In zeal to laugh at Boston, Times leaves out part of the story
The Times today peered down its imperial nose at Boston and sneered, in its summation of the saga of Clark "Don't Call Me Karl" Rockefeller, who goes on trial tomorrow on charges of ne'er-do-wellness:
He told stories of growing up on Manhattan's Sutton Place, of getting into Yale at 14 and of his work as an astrophysicist, venture capitalist or movie producer, depending on his whim.
And Boston listened. ...
This most erudite of cities, where Mr. Gerhartsreiter had made his home since 2006, will be watching closely when he goes on trial here this week, seeking an explanation of how he could have fooled his former wife, a graduate of Harvard Business School, and so many others for so long.
Oh, those wacky chowdaheads. What the Times left out was how New York listened, too. For that, we turn to Vanity Fair, which apparently doesn't mind pricking tender New York sensibilities:
Despite having neither a college degree nor any semblance of experience, Crowe was next hired to head a department in the U.S. offices of Nikko Securities, Ltd., on Wall Street, with an estimated annual base salary of $150,000. "Everyone was flabbergasted," says his former Phelps co-worker. "We could not even imagine how he got a job he was clearly not capable of handling." He was hired by a now deceased ex–Goldman Sachs executive, who "was taken by people who seemed to be blue-blooded, and wasn't the kind of guy who would necessarily check references," one of Crowe's fellow employees remembers.
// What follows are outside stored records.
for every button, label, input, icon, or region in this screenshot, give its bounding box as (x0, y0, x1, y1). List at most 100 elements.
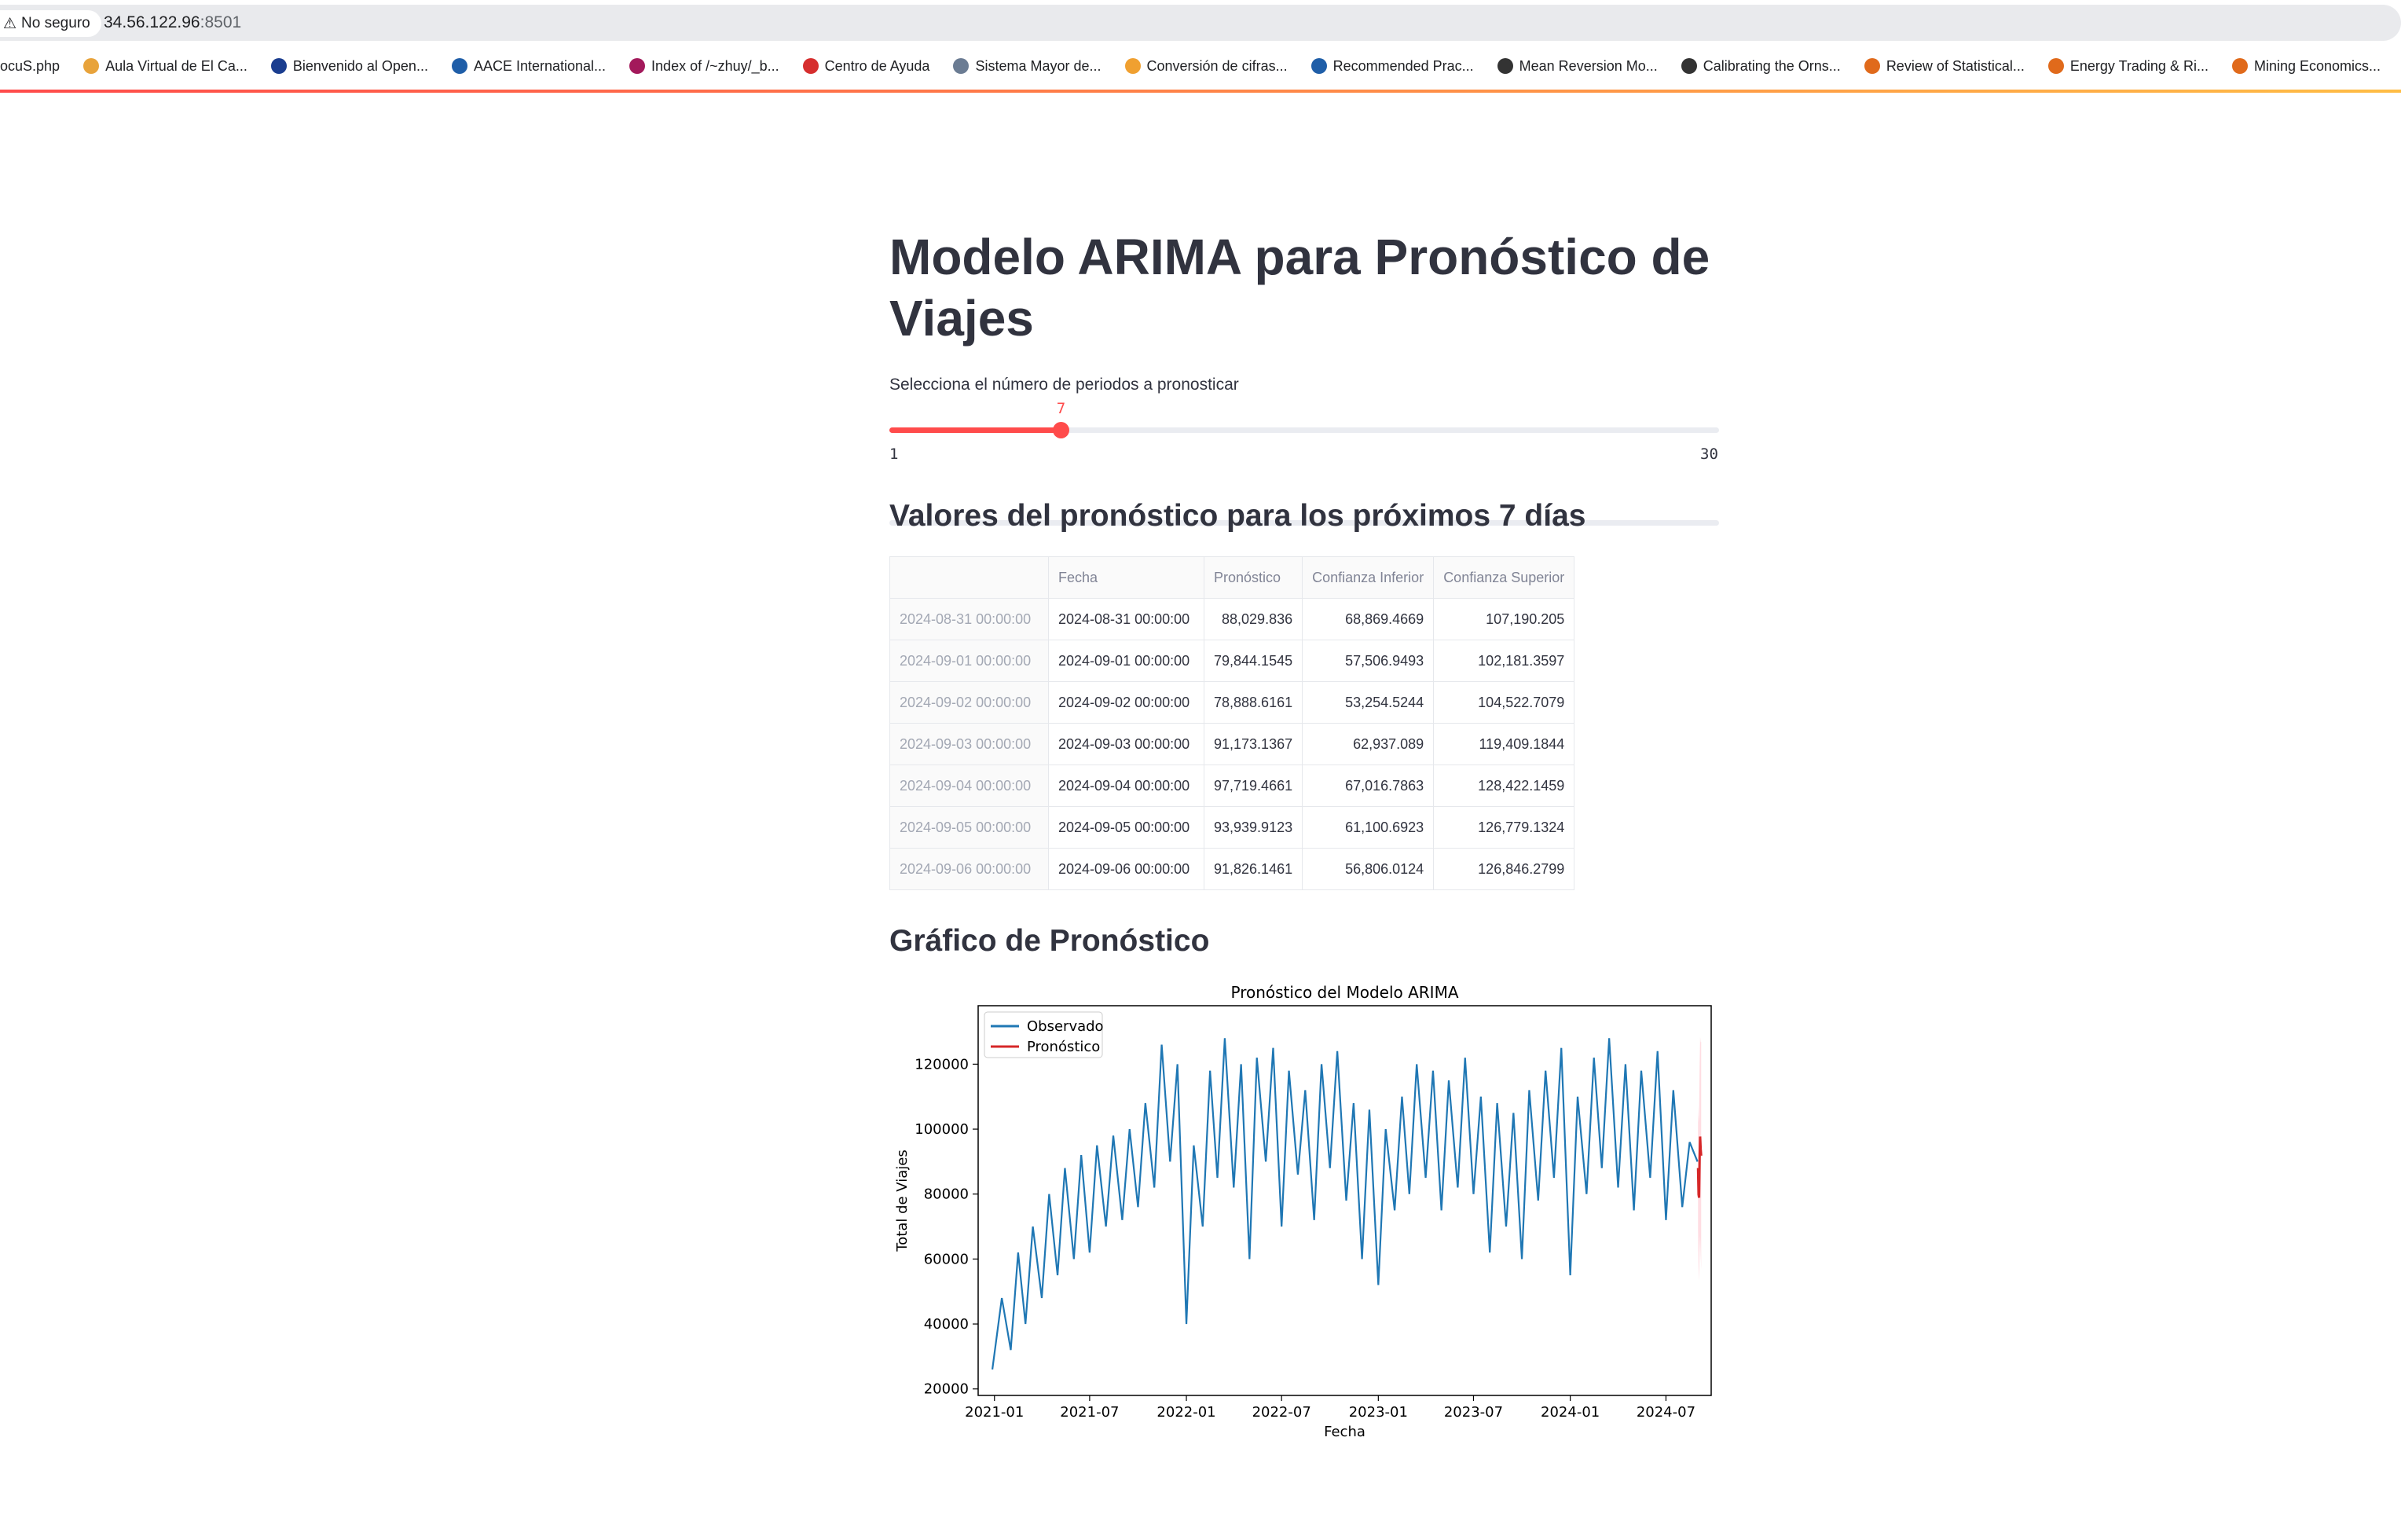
row-index-cell[interactable]: 2024-09-06 00:00:00 (890, 849, 1049, 890)
slider-label: Selecciona el número de periodos a prono… (889, 376, 1239, 394)
table-row[interactable]: 2024-09-05 00:00:002024-09-05 00:00:0093… (890, 807, 1574, 849)
bookmark-favicon-icon (1497, 58, 1513, 74)
x-tick-label: 2021-01 (965, 1404, 1024, 1421)
bookmark-label: Aula Virtual de El Ca... (105, 58, 247, 75)
security-indicator[interactable]: ⚠ No seguro (0, 10, 101, 37)
table-cell[interactable]: 2024-09-01 00:00:00 (1049, 640, 1204, 682)
x-tick-label: 2022-01 (1157, 1404, 1215, 1421)
x-tick-label: 2021-07 (1060, 1404, 1119, 1421)
bookmark-label: Conversión de cifras... (1147, 58, 1288, 75)
table-cell[interactable]: 128,422.1459 (1434, 765, 1574, 807)
table-header-row: FechaPronósticoConfianza InferiorConfian… (890, 557, 1574, 599)
table-row[interactable]: 2024-09-02 00:00:002024-09-02 00:00:0078… (890, 682, 1574, 724)
table-cell[interactable]: 126,846.2799 (1434, 849, 1574, 890)
x-axis-label: Fecha (1324, 1424, 1365, 1440)
table-cell[interactable]: 91,173.1367 (1204, 724, 1303, 765)
table-cell[interactable]: 102,181.3597 (1434, 640, 1574, 682)
url-text[interactable]: 34.56.122.96:8501 (104, 13, 241, 32)
bookmark-item[interactable]: Sistema Mayor de... (953, 58, 1101, 75)
table-cell[interactable]: 104,522.7079 (1434, 682, 1574, 724)
address-bar: ⚠ No seguro 34.56.122.96:8501 (0, 0, 2401, 46)
bookmark-favicon-icon (83, 58, 99, 74)
bookmark-item[interactable]: Energy Trading & Ri... (2048, 58, 2209, 75)
table-cell[interactable]: 68,869.4669 (1303, 599, 1434, 640)
table-row[interactable]: 2024-08-31 00:00:002024-08-31 00:00:0088… (890, 599, 1574, 640)
slider-fill (889, 427, 1061, 433)
column-header[interactable]: Confianza Superior (1434, 557, 1574, 599)
slider-max-label: 30 (1700, 446, 1718, 463)
table-cell[interactable]: 2024-09-05 00:00:00 (1049, 807, 1204, 849)
column-header[interactable]: Fecha (1049, 557, 1204, 599)
warning-icon: ⚠ (3, 15, 16, 33)
table-cell[interactable]: 61,100.6923 (1303, 807, 1434, 849)
bookmark-item[interactable]: Conversión de cifras... (1125, 58, 1288, 75)
table-cell[interactable]: 2024-09-06 00:00:00 (1049, 849, 1204, 890)
table-cell[interactable]: 56,806.0124 (1303, 849, 1434, 890)
bookmark-item[interactable]: Index of /~zhuy/_b... (629, 58, 779, 75)
table-cell[interactable]: 97,719.4661 (1204, 765, 1303, 807)
legend-label: Observado (1027, 1018, 1104, 1035)
column-header[interactable] (890, 557, 1049, 599)
bookmark-favicon-icon (2048, 58, 2064, 74)
table-cell[interactable]: 126,779.1324 (1434, 807, 1574, 849)
bookmark-item[interactable]: Aula Virtual de El Ca... (83, 58, 247, 75)
table-cell[interactable]: 53,254.5244 (1303, 682, 1434, 724)
bookmark-item[interactable]: Calibrating the Orns... (1681, 58, 1841, 75)
bookmark-item[interactable]: Mean Reversion Mo... (1497, 58, 1658, 75)
x-tick-label: 2022-07 (1252, 1404, 1311, 1421)
table-cell[interactable]: 119,409.1844 (1434, 724, 1574, 765)
bookmark-label: Mean Reversion Mo... (1519, 58, 1658, 75)
table-cell[interactable]: 79,844.1545 (1204, 640, 1303, 682)
url-field[interactable] (0, 5, 2401, 41)
table-cell[interactable]: 2024-08-31 00:00:00 (1049, 599, 1204, 640)
table-cell[interactable]: 2024-09-03 00:00:00 (1049, 724, 1204, 765)
table-cell[interactable]: 57,506.9493 (1303, 640, 1434, 682)
y-tick-label: 60000 (924, 1251, 969, 1267)
bookmark-item[interactable]: Mining Economics... (2232, 58, 2381, 75)
table-heading: Valores del pronóstico para los próximos… (889, 499, 1585, 534)
table-cell[interactable]: 91,826.1461 (1204, 849, 1303, 890)
bookmark-favicon-icon (803, 58, 819, 74)
bookmark-favicon-icon (1125, 58, 1141, 74)
slider-min-label: 1 (889, 446, 898, 463)
bookmark-item[interactable]: Recommended Prac... (1311, 58, 1474, 75)
bookmark-item[interactable]: AACE International... (452, 58, 606, 75)
row-index-cell[interactable]: 2024-09-03 00:00:00 (890, 724, 1049, 765)
table-cell[interactable]: 2024-09-02 00:00:00 (1049, 682, 1204, 724)
table-cell[interactable]: 88,029.836 (1204, 599, 1303, 640)
bookmark-item[interactable]: Bienvenido al Open... (271, 58, 428, 75)
table-cell[interactable]: 93,939.9123 (1204, 807, 1303, 849)
table-cell[interactable]: 67,016.7863 (1303, 765, 1434, 807)
table-cell[interactable]: 2024-09-04 00:00:00 (1049, 765, 1204, 807)
series-line-observado (992, 1038, 1698, 1370)
row-index-cell[interactable]: 2024-09-02 00:00:00 (890, 682, 1049, 724)
y-tick-label: 20000 (924, 1381, 969, 1398)
forecast-chart-svg: Pronóstico del Modelo ARIMA2000040000600… (889, 981, 1722, 1447)
table-cell[interactable]: 62,937.089 (1303, 724, 1434, 765)
table-row[interactable]: 2024-09-06 00:00:002024-09-06 00:00:0091… (890, 849, 1574, 890)
loading-progress-bar (0, 90, 2401, 93)
table-row[interactable]: 2024-09-01 00:00:002024-09-01 00:00:0079… (890, 640, 1574, 682)
slider-thumb[interactable] (1053, 422, 1069, 438)
bookmark-label: Energy Trading & Ri... (2070, 58, 2209, 75)
table-row[interactable]: 2024-09-03 00:00:002024-09-03 00:00:0091… (890, 724, 1574, 765)
table-cell[interactable]: 107,190.205 (1434, 599, 1574, 640)
bookmark-item[interactable]: Review of Statistical... (1864, 58, 2025, 75)
column-header[interactable]: Confianza Inferior (1303, 557, 1434, 599)
row-index-cell[interactable]: 2024-08-31 00:00:00 (890, 599, 1049, 640)
bookmark-favicon-icon (452, 58, 467, 74)
bookmark-label: Bienvenido al Open... (293, 58, 428, 75)
table-cell[interactable]: 78,888.6161 (1204, 682, 1303, 724)
row-index-cell[interactable]: 2024-09-01 00:00:00 (890, 640, 1049, 682)
row-index-cell[interactable]: 2024-09-05 00:00:00 (890, 807, 1049, 849)
bookmark-favicon-icon (1681, 58, 1697, 74)
forecast-table[interactable]: FechaPronósticoConfianza InferiorConfian… (889, 556, 1574, 890)
chart-heading: Gráfico de Pronóstico (889, 924, 1209, 959)
bookmark-item[interactable]: ocuS.php (0, 58, 60, 75)
row-index-cell[interactable]: 2024-09-04 00:00:00 (890, 765, 1049, 807)
bookmark-item[interactable]: Centro de Ayuda (803, 58, 930, 75)
plot-frame (978, 1006, 1711, 1395)
table-row[interactable]: 2024-09-04 00:00:002024-09-04 00:00:0097… (890, 765, 1574, 807)
column-header[interactable]: Pronóstico (1204, 557, 1303, 599)
bookmark-label: Sistema Mayor de... (975, 58, 1101, 75)
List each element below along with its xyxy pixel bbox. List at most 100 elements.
Nikko institutes corporate bond department, read a July 13, 1987, press release about the company's expansion into selling "high-grade bonds, swaps ... and distribution of securities" to institutional investors. The department, with offices in the World Financial Center, would consist of five bond salesmen as well as a team of up to 15 traders and analysts. "Christopher Crowe, who formerly ran the Battenberg-Crowe-von-Wettin Foundation, will lead the endeavor as vice president."